Are keyloggers viruses?
No. Keyloggers fall under a category of malware called “spyware,” which secretly monitors and collects information about its targets — in other words, spies on them.
Computer viruses are not intended for spying purposes. A computer virus is a type of malware that copies itself (self-replicates) and attaches itself to a program or host, and it can carry malicious code.
Even though keyloggers are not viruses, they often infect computers or mobile devices via Trojan viruses.
Can keyloggers see your screen?
The primary function of keyloggers is to log and record keystrokes made on a keyboard. But there have been reports of Android and iPhone mobile devices being infected with software keyloggers that can capture where the mobile user presses or taps on the screen. This lets a cybercriminal see what the user is typing by looking at the virtual buttons they are pressing. Spooky, isn’t it?
Are keyloggers illegal?
Keyloggers can be legal or illegal, depending on the circumstances.

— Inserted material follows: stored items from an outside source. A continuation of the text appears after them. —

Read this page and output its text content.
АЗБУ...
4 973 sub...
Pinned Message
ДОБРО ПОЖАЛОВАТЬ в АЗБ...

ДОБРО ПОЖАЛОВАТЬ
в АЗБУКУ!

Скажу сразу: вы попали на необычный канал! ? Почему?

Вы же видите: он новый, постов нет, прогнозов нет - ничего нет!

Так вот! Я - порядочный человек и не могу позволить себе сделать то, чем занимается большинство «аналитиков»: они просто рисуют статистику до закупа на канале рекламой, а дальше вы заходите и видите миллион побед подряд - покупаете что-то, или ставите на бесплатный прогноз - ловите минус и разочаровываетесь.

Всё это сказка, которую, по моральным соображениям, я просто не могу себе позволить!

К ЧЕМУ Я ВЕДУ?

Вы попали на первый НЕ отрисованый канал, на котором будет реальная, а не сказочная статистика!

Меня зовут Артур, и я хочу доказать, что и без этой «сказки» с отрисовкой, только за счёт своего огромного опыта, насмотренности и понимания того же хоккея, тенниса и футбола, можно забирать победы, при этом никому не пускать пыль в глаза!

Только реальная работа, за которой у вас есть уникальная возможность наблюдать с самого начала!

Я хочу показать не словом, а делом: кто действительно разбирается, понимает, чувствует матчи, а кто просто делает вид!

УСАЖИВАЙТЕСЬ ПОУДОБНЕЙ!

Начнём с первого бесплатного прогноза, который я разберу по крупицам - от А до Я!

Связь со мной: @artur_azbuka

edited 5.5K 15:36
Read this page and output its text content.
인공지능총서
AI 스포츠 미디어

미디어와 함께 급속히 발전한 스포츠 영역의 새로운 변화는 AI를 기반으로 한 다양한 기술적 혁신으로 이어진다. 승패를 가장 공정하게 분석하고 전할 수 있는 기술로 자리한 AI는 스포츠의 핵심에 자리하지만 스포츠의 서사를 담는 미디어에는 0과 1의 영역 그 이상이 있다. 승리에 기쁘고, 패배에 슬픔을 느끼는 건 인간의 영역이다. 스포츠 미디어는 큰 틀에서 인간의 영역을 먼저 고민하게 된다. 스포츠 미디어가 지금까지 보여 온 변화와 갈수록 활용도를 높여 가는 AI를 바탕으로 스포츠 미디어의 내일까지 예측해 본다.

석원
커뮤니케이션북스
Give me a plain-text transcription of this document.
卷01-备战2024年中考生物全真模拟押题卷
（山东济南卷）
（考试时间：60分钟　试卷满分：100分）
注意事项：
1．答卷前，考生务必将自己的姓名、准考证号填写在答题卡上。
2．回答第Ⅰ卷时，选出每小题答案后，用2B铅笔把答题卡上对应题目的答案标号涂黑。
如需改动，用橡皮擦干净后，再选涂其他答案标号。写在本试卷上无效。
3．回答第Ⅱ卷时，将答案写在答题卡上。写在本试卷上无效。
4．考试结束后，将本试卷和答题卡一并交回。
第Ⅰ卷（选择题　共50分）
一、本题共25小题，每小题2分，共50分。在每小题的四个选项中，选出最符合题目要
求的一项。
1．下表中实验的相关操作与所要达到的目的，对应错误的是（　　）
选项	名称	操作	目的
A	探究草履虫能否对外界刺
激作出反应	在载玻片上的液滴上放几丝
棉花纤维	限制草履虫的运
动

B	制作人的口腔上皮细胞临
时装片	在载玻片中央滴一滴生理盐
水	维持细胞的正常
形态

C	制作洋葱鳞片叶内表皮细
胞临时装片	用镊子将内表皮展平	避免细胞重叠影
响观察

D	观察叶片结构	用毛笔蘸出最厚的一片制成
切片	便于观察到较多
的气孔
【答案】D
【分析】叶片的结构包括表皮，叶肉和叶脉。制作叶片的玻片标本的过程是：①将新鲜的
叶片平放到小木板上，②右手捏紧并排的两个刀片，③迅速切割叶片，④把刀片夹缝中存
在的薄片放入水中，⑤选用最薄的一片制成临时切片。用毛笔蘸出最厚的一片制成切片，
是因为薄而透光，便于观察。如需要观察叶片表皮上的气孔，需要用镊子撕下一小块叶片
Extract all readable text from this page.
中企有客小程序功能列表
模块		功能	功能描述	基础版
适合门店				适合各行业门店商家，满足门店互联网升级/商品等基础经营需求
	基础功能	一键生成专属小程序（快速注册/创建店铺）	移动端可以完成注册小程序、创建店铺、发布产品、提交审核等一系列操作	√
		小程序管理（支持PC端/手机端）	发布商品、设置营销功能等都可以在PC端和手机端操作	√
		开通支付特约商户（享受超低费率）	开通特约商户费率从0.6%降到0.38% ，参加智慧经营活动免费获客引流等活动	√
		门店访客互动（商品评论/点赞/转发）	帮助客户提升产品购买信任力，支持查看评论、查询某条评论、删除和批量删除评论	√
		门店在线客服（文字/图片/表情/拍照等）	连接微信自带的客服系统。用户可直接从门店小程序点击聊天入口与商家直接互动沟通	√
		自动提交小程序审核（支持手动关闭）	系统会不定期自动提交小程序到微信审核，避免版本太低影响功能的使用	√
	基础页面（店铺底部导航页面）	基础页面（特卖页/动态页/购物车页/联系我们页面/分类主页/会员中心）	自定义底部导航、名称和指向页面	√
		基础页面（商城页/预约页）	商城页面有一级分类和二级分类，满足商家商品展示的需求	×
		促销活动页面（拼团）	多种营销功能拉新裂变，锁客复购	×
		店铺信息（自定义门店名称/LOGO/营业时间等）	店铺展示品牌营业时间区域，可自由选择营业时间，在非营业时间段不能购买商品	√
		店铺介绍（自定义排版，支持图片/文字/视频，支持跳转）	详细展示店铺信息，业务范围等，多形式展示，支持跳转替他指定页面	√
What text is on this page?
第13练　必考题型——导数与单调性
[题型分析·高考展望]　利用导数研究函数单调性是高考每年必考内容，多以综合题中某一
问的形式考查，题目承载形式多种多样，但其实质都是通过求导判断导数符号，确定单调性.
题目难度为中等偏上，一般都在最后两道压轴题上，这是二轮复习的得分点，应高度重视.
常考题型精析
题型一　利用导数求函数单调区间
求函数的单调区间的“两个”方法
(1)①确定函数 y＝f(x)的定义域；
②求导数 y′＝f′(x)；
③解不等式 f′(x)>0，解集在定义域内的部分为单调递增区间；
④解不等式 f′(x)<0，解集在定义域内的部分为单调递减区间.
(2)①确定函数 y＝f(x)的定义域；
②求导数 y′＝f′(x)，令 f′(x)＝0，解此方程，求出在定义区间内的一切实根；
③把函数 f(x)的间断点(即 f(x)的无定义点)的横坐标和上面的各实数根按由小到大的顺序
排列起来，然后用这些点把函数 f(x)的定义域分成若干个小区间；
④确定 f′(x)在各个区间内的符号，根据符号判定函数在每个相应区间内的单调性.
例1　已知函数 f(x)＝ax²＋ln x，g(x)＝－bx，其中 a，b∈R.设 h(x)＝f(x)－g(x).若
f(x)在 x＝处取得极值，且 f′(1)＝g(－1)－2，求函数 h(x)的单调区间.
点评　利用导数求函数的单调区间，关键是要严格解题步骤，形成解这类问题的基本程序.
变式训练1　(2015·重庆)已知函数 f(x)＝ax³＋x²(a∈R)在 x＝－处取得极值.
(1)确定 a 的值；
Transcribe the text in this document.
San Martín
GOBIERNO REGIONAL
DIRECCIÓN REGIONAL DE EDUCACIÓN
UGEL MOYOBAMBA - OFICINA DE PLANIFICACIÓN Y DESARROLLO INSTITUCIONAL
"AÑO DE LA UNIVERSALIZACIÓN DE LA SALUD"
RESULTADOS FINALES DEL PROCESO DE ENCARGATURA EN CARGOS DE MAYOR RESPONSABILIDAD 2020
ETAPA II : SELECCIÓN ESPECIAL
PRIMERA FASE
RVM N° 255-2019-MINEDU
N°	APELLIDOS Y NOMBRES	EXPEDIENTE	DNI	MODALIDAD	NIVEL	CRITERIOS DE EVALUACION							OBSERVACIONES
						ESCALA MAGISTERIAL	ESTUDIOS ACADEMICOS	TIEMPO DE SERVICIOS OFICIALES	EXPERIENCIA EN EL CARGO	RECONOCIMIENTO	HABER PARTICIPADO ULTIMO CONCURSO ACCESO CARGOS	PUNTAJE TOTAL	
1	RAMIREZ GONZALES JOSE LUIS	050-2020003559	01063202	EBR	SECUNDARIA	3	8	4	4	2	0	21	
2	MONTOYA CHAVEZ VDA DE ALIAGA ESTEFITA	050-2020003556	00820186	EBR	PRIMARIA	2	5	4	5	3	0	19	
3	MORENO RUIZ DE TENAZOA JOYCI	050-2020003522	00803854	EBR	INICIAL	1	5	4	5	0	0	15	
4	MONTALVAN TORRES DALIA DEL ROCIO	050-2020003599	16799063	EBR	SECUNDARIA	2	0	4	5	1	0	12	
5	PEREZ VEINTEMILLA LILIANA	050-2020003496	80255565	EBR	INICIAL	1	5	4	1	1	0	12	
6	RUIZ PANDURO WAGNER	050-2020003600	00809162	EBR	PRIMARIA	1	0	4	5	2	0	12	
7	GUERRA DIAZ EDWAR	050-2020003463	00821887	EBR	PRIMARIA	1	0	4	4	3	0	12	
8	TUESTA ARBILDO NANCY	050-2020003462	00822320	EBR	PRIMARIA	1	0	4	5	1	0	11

Keyloggers are legal when they are installed on a device owned by the person doing the installation. For example, it is legal when a parent installs a keylogger on their child’s device they own in order to monitor their phone and online activity for safety purposes.
In contrast, it’s illegal to install a keylogger on a device you don’t own. One exception to this rule is when federal or local authorities have a warrant to monitor a person’s device to help with a criminal investigation.
Cybercriminals, malicious hackers, and other people with ill intent can install keyloggers on your devices without your knowledge in order to track your keystrokes and, ultimately, spy on you. They may do this for illegal and nefarious purposes, such as to steal your identity or commit financial fraud by obtaining sensitive information such as your ID numbers, banking information, credit card numbers, and so on. As you can imagine, the outcome of having keyloggers installed on a device can be dangerous and scary.
Know what keyloggers are and how to spot them, as well as how to prevent them and rid them from your devices. Even though keyloggers are often associated with malicious uses, there are less scary and legal reasons that keyloggers are installed on a device. For example, a parent might install a keylogger on their child's device so they can keep an eye on their screen time and internet use for safety reasons. In the end, being aware of keyloggers is an important key to safeguarding your privacy
As we always say, knowledge is the first step to better cybersecurity habits and staying safe online.